Water is the issue these dry weeks. While some are looking to cool off in lakes or baths, farmers and gardeners rack their brains about how to water their plants.

Volkach/Würzburg (dpa/lby) – Whether with water from reservoirs or from the Main: only a fraction of Franconia’s winegrowers can artificially irrigate their vines. According to Franconian Viticulture President Artur Steinmann, there are only around 300 of the approximately 6,300 hectares of wine-growing area systems for optimal irrigation. In dry summers like this year, the water from the reservoir is dripped onto the vines via a long pipe system. Ideally, the reservoir is above the vineyard and fills up with rainwater and meltwater in winter and spring.

For another 1,000 hectares, water is transported from the Main to the vineyard with tractors, with regard to the environment, according to Steinmann, this is not ideal. Not everyone is allowed to take water from the river without further ado – this requires a permit. On the Main loop near Volkach (Kitzingen district), winegrowers sprinkle the vines with Main water. “We can’t irrigate at all on 5,000 hectares,” said Steinmann.

Where can I get water from? This question is also asked by fruit growers, allotment gardeners, tree nurseries, sports clubs and communities, especially in low-rainfall Lower Franconia. According to district offices, you can also apply for water to be taken from the Main – the authority determines the amount as required.

“The months of irrigation and the period per day are also specified,” said a spokesman for the Schweinfurt district office. In the authority’s area of ??responsibility, 12 winegrowers are allowed to take a total of 9,800 cubic meters of water per year from the Main, “whereby two winegrowers also water fruit trees in addition to the wine”.

In the area of ??the Würzburg district office, four winegrowers have permission to use a total of 5410 cubic meters of water per year from the Main. “When the Main is low, no water may be taken from the Main,” as the Kitzingen District Office explained. “Low water is present when a water level of 150 centimeters or less is reached at the Main gauge in Trunstadt.” The Main is more than 520 kilometers long, almost 408 kilometers of which run through Bavaria.

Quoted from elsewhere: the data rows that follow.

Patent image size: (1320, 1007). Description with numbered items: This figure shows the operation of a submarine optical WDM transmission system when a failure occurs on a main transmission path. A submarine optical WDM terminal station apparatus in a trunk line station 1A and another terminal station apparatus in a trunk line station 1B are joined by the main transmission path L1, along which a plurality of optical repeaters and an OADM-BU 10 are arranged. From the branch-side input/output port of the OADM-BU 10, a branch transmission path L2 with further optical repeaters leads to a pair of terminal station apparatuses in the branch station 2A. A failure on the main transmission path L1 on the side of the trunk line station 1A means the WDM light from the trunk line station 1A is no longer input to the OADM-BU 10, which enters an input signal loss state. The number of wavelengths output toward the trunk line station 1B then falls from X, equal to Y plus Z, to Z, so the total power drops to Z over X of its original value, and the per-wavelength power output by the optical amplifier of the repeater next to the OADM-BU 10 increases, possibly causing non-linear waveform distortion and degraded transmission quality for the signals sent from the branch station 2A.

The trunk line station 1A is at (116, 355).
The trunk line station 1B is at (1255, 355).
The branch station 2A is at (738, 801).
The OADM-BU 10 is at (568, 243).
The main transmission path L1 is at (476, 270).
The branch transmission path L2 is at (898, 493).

In hardly any other German wine region is it as hot and dry in summer as in northern Bavaria. “It will be very important for us how August develops,” said the managing director of the Franconian Winegrowers’ Association, Hermann Schmitt, with a view to the weather in the next few weeks. Only the plants with young vines still have problems because the plants do not have as deep roots as vines older than ten years. But if it stays this dry, yield and quality could drop.